Rivers Sportsbook only one open for business on Day 1
On June 2, 2019, Gov. J.B. Pritzker signed a sports betting bill into law. The move legalized sports wagering and paved the way for Rivers’ sportsbook launch.
Rivers Des Plaines will be the only location in the state that accepts a wager opening day. The casino will have a betting monopoly until the IGB approves the next casino(s) for a launch.
At the time of publishing, there was no indication another sportsbook would open in the next few days. However, there’s a good chance at least one more property will open a sportsbook before March Madness.
Five other casinos have temporary licenses they can use to open a sportsbook.
Quirks in Illinois’ betting laws
Sports betting laws vary from state to state. The flashpoints tend to be: tax rate, online betting registration, and licensing fees.
Casinos will pay a 15% tax rate on the revenue they earn from sports betting. The rate is considerably higher than nearly every other state with sports betting.
For example, Indiana’s rate is 9.5%, Iowa has a 6.75% rate, and a recent proposed sports bill in Missouri calls for a 6.75% tax rate.
The high tax rate is seen as a serious drawback of Illinois regulations.

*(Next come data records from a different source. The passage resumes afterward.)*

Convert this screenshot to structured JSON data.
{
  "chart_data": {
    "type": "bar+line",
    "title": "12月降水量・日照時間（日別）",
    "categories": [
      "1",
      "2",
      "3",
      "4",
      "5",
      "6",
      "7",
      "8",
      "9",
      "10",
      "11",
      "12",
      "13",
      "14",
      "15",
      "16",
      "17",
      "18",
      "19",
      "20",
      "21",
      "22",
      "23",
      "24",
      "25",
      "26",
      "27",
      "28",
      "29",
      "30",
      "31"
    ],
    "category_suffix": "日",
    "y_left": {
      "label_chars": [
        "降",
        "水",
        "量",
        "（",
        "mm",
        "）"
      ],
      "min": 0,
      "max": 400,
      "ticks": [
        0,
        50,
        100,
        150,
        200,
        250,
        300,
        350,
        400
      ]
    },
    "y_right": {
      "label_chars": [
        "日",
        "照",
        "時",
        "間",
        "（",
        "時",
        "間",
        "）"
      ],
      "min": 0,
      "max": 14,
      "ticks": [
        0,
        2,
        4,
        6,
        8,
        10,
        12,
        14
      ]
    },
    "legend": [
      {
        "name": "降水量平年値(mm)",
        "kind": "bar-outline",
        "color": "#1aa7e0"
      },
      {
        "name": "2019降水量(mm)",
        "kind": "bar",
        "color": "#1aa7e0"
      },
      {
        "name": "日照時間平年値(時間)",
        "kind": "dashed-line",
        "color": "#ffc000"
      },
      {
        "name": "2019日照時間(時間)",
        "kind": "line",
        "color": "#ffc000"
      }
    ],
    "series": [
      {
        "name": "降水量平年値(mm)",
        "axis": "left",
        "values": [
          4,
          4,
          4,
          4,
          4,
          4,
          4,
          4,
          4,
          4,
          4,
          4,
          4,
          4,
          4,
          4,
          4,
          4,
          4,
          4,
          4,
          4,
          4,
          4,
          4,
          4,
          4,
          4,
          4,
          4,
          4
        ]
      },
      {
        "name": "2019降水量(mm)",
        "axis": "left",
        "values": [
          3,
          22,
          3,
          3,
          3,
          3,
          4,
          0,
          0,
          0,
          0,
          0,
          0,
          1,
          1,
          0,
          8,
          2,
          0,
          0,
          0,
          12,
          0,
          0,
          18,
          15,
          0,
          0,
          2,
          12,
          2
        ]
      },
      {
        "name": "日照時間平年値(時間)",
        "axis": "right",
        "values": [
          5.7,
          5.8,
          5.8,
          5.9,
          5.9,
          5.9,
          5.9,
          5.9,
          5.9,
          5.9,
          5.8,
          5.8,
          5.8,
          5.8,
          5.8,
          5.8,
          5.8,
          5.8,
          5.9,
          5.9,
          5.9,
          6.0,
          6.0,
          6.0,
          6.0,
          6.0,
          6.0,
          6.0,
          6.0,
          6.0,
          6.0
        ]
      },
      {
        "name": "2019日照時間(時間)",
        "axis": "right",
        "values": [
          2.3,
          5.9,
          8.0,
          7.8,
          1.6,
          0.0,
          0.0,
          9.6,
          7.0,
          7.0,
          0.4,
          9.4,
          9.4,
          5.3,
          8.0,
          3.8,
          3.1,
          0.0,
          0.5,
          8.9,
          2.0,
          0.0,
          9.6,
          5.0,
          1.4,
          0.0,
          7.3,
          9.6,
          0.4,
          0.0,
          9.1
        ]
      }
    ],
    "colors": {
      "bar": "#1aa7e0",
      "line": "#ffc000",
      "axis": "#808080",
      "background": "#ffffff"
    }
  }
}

Online betting registration
The final quirk in The Prairie State’s sports betting regulations is its registration requirement for online and mobile betting.
Here are the basics:
- Casinos with retail sportsbooks can launch online/mobile platforms anytime after they open retail
- Bettors will have to register for those online/mobile platforms in-person at the casino
- The in-person provision lasts 18 months after the first retail sportsbook opens
After 18 months, bettors can register online. Also, standalone online operators (e.g. a non-casino operator) can launch after 18 months.
Casinos will pay a maximum of $10 million for the necessary licenses to operate retail, online and mobile sportsbooks.
Indiana and Iowa, on the other hand, charge a maximum of $100,000 for licenses.
These high fees are another strike against the state’s regulations.
What this means for Indiana
There are two main Indiana-side impacts from the Illinois launch this week.
First, the launch will renew observations and discussions about the Illinois law’s shortcomings. Indiana’s regulations look good compared to its neighbor.
Indiana residents can bet at retail locations and through mobile apps. There is no in-person registration rule either.
Second, there will be bettors who won’t make the trip to border casinos in Hammond, East Chicago, and Gary.
Exactly how many Illinois-based bettors will make the switch from Indiana properties to BetRivers is unknown. Especially so long as the in-person requirement is in play.